CN121189428BActive Publication Date: 2026-06-26TIANJIN UNIV

Patent Information

Authority / Receiving Office
CN · China
Patent Type
Patents(China)
Current Assignee / Owner
TIANJIN UNIV
Filing Date
2025-09-23
Publication Date
2026-06-26

AI Technical Summary

Technical Problem

Existing incremental learning methods are prone to catastrophic forgetting when the model continuously learns new tasks, and are sensitive to the order of tasks, resulting in performance fluctuations.

Method used

By employing multi-synaptic connections and local plasticity modulation mechanisms, a multi-synaptic neural network is constructed by simulating the neural structure of the biological brain. The intensity of local synaptic activity is recorded using qualification traces, and synaptic weights are dynamically adjusted to achieve stable incremental learning.

Benefits of technology

It significantly mitigates catastrophic forgetting under fixed network capacity, improves the robustness and accuracy of the model in complex environments, and is suitable for resource-constrained edge computing devices.

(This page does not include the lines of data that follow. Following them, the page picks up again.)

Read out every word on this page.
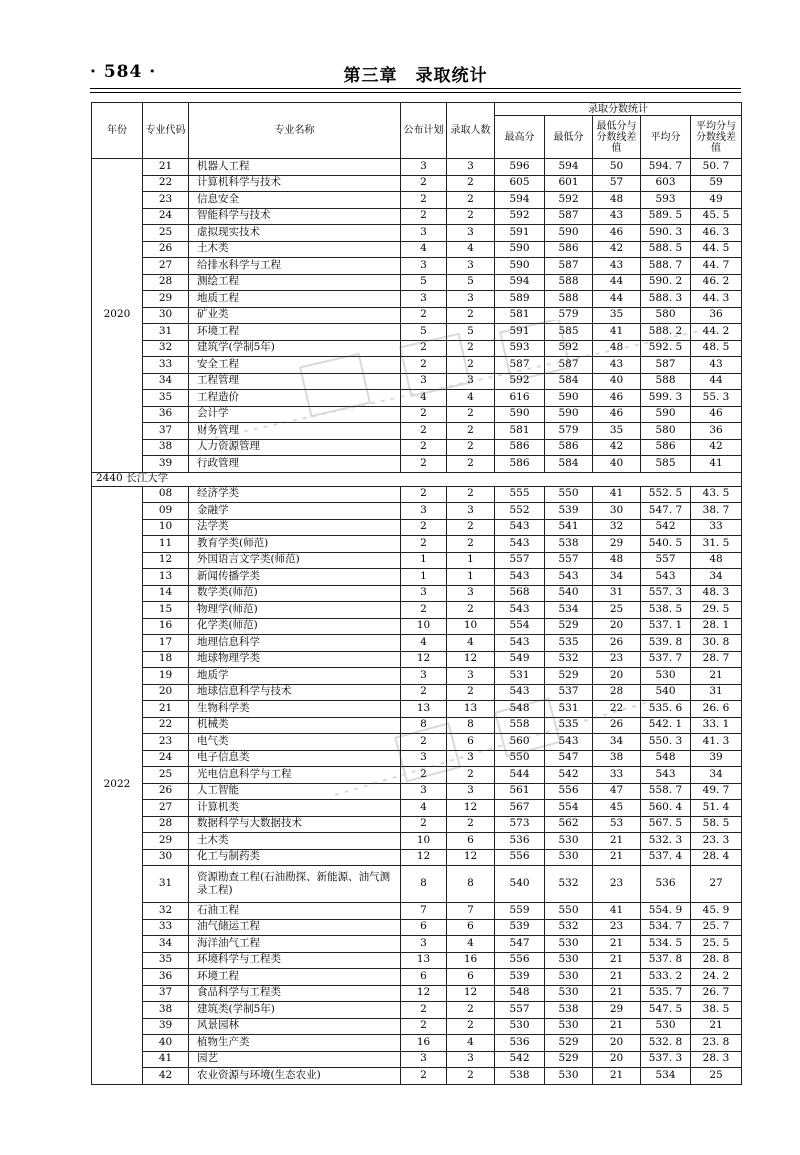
· 584 ·	第三章　录取统计
年份	专业代码	专业名称	公布计划	录取人数	录取分数统计				
					最高分	最低分	最低分与分数线差值	平均分	平均分与分数线差值
2020	21	机器人工程	3	3	596	594	50	594. 7	50. 7
	22	计算机科学与技术	2	2	605	601	57	603	59
	23	信息安全	2	2	594	592	48	593	49
	24	智能科学与技术	2	2	592	587	43	589. 5	45. 5
	25	虚拟现实技术	3	3	591	590	46	590. 3	46. 3
	26	土木类	4	4	590	586	42	588. 5	44. 5
	27	给排水科学与工程	3	3	590	587	43	588. 7	44. 7
	28	测绘工程	5	5	594	588	44	590. 2	46. 2
	29	地质工程	3	3	589	588	44	588. 3	44. 3
	30	矿业类	2	2	581	579	35	580	36
	31	环境工程	5	5	591	585	41	588. 2	44. 2
	32	建筑学(学制5年)	2	2	593	592	48	592. 5	48. 5
	33	安全工程	2	2	587	587	43	587	43
	34	工程管理	3	3	592	584	40	588	44
	35	工程造价	4	4	616	590	46	599. 3	55. 3
	36	会计学	2	2	590	590	46	590	46
	37	财务管理	2	2	581	579	35	580	36
	38	人力资源管理	2	2	586	586	42	586	42
	39	行政管理	2	2	586	584	40	585	41
2440 长江大学									
2022	08	经济学类	2	2	555	550	41	552. 5	43. 5
	09	金融学	3	3	552	539	30	547. 7	38. 7
	10	法学类	2	2	543	541	32	542	33
	11	教育学类(师范)	2	2	543	538	29	540. 5	31. 5
	12	外国语言文学类(师范)	1	1	557	557	48	557	48
	13	新闻传播学类	1	1	543	543	34	543	34
	14	数学类(师范)	3	3	568	540	31	557. 3	48. 3
	15	物理学(师范)	2	2	543	534	25	538. 5	29. 5
	16	化学类(师范)	10	10	554	529	20	537. 1	28. 1
	17	地理信息科学	4	4	543	535	26	539. 8	30. 8
	18	地球物理学类	12	12	549	532	23	537. 7	28. 7
	19	地质学	3	3	531	529	20	530	21
	20	地球信息科学与技术	2	2	543	537	28	540	31
	21	生物科学类	13	13	548	531	22	535. 6	26. 6
	22	机械类	8	8	558	535	26	542. 1	33. 1
	23	电气类	2	6	560	543	34	550. 3	41. 3
	24	电子信息类	3	3	550	547	38	548	39
	25	光电信息科学与工程	2	2	544	542	33	543	34
	26	人工智能	3	3	561	556	47	558. 7	49. 7
	27	计算机类	4	12	567	554	45	560. 4	51. 4
	28	数据科学与大数据技术	2	2	573	562	53	567. 5	58. 5
	29	土木类	10	6	536	530	21	532. 3	23. 3
	30	化工与制药类	12	12	556	530	21	537. 4	28. 4
	31	资源勘查工程(石油勘探、新能源、油气测录工程)	8	8	540	532	23	536	27
	32	石油工程	7	7	559	550	41	554. 9	45. 9
	33	油气储运工程	6	6	539	532	23	534. 7	25. 7
	34	海洋油气工程	3	4	547	530	21	534. 5	25. 5
	35	环境科学与工程类	13	16	556	530	21	537. 8	28. 8
	36	环境工程	6	6	539	530	21	533. 2	24. 2
	37	食品科学与工程类	12	12	548	530	21	535. 7	26. 7
	38	建筑类(学制5年)	2	2	557	538	29	547. 5	38. 5
	39	风景园林	2	2	530	530	21	530	21
	40	植物生产类	16	4	536	529	20	532. 8	23. 8
	41	园艺	3	3	542	529	20	537. 3	28. 3
	42	农业资源与环境(生态农业)	2	2	538	530	21	534	25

✦ Generated by Eureka AI based on patent content.

Smart Images

  • Figure CN121189428B_ABST
    Figure CN121189428B_ABST
Patent Text Reader

Abstract

The application discloses a kind of based on the method for training of increment learning neural network of multisynaptic connection and local plasticity modulation, main steps include: constructing neural network based on multisynaptic connection, include fully connected layer and convolution layer: in fully connected layer, introduce multiple synapse connections between adjacent two layers of neurons, in convolution layer, design multiple parallel weight channels for each convolution kernel element;A eligibility trace is associated for each synapse weight, for recording local synapse activity intensity, and network parameters are initialized;Each task is allocated subnetwork by weight mask, eligibility trace is updated according to the output value of neuron, the model is trained using back propagation algorithm, and the allocated weight is frozen;According to the value of synapse modulation factor calculated according to eligibility trace intensity, update weight in combination with modulation factor;The application can effectively improve the accuracy of increment learning, realize zero forgetting, and keep the robustness to task order change.
Need to check novelty before this filing date? Find Prior Art

Description

Technical Field

[0001] This invention relates to the fields of neuromorphic computing and incremental learning, and in particular to a method for training neural networks using incremental learning based on multisynaptic connections and local plasticity modulation; a neuromorphic intelligent system for solving the catastrophic forgetting problem in neural networks and suitable for continuous learning scenarios. Background Technology

[0002] Deep neural networks have made groundbreaking progress in many fields, but they typically rely on the assumption of independent and identically distributed data and are trained once on static datasets. When the model needs to continuously learn a series of tasks, the learning of new tasks will overwrite the network weights optimized for old tasks, causing the model to quickly forget old knowledge. This problem is known as "catastrophic forgetting".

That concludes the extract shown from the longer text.